Record copper sales, higher prices bolster Teck's first-quarter Ebitda, profit
Record quarterly copper sales volumes, significantly higher commodity prices and higher revenue from by-products contributed to a 125% year-on-year increase in Canadian resource company Teck's adjusted earnings before interest, taxes, depreciation and amortisation (Ebitda) for the first quarter.
The TSX- and NYSE-listed company, which is in the process of merging with diversified miner Anglo American, reported adjusted Ebitda of $2.1-million for the quarter, compared with adjusted Ebitda of $1.2-billion in the first quarter of 2025.
Its adjusted profit attributable to shareholders increased to $858-million, or $1.75 a share, compared with $303-million, or $0.60 a share, in the first quarter of last year.
Teck's copper segment generated gross profit before depreciation and amortisation of $1.8-billion in the quarter under review, compared with $704-million in the prior comparable quarter, primarily driven by record copper prices, which averaged $5.83/lb in the first quarter, and record quarterly copper sales volumes.
The company's Quebrada Blanca (QB) mine, in Chile, produced 55 500 t of copper in the first quarter. Copper sales from the mine reached a record 70 300 t as inventory was drawn down.
“QB delivered a robust and consistent performance, achieving all-time-high quarterly copper sales and ongoing operational stability. Our quarterly financial results demonstrate the resilience and potential of our portfolio and the strength of our balance sheet," says Teck president and CEO Jonathan Price.
Teck's overall copper production for the quarter increased to 140 000 t, from 106 100 t in the prior comparable quarter on the back of the increased output at QB, as well as higher throughput and higher grades at Highland Valley Copper, in Canada, and higher grades at Antamina, in Peru.
Overall copper sales volumes reached a record 155 100 t for the first quarter, compared with the 48 900 t sold in the first quarter of 2025.
Meanwhile, the company's zinc segment generated gross profit before depreciation and amortisation of $387-million for the first quarter, compared with $225-million in the prior comparable quarter, driven by higher commodity prices and continued focus on cash flow generation through Teck's optimised feed strategy at its Trail Operations in Canada.
Teck produced 120 300 t of zinc in concentrate in the first quarter – a year-on-year decrease of 17 000 t. Output at the Red Dog mine, in the US, decreased by 10 600 t year-on-year to 106 200 t as a result of lower ore grades.
Price says the company remains focused on disciplined operating performance and advancing the merger of equals with Anglo American toward a successful close.

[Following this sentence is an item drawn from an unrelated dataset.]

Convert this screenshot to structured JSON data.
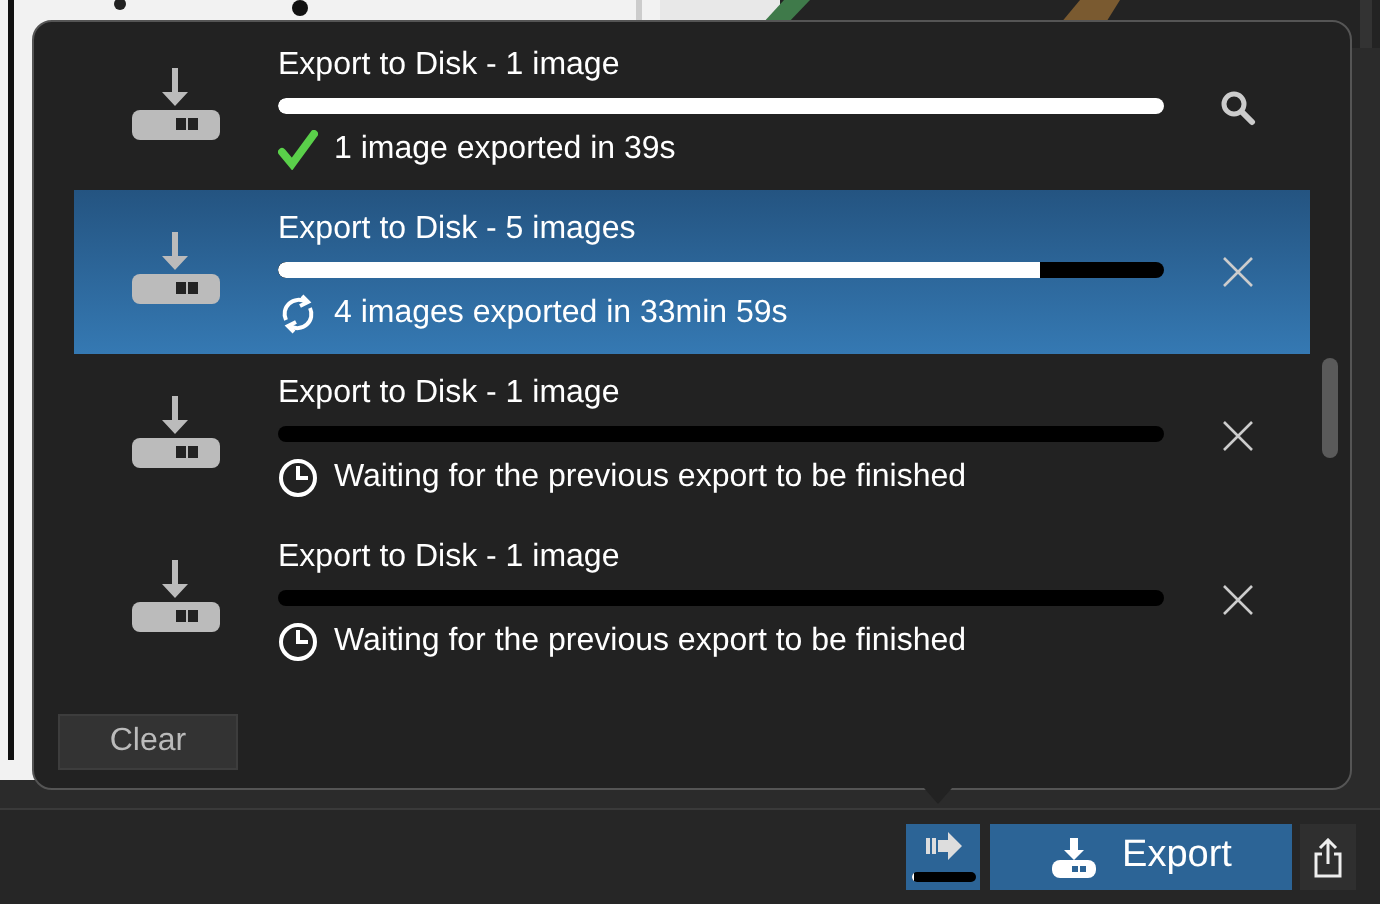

Reflecting on the impact of the conflict in the Middle East on its operations, Teck acknowledges that it has faced some near-term cost and supply chain exposure, primarily through fuel price volatility, inflation of petrochemical-derived inputs and second order inflationary impacts.
"We currently do not see significant risk of fuel supply disruption, though there could be an amplified impact on costs at our Chilean operations due to the requirement for diesel imports. We anticipate higher freight costs [in the second quarter], plus a flow-through increase in explosives costs and we continue to actively monitor the situation for changes that could further disrupt markets, such as product export bans from key supply countries," the company comments.
Further, it says that, beyond the initial market response, supply chain stress and potential government interventions could drive a rebound in copper and zinc demand through both corporate and strategic stockpiling.
"Over the longer term, sustained geopolitical risk is likely to increase inventory buffers and embed a higher risk premium, while reinforcing structurally positive drivers for copper through accelerated electrification, grid investment and energy security policies."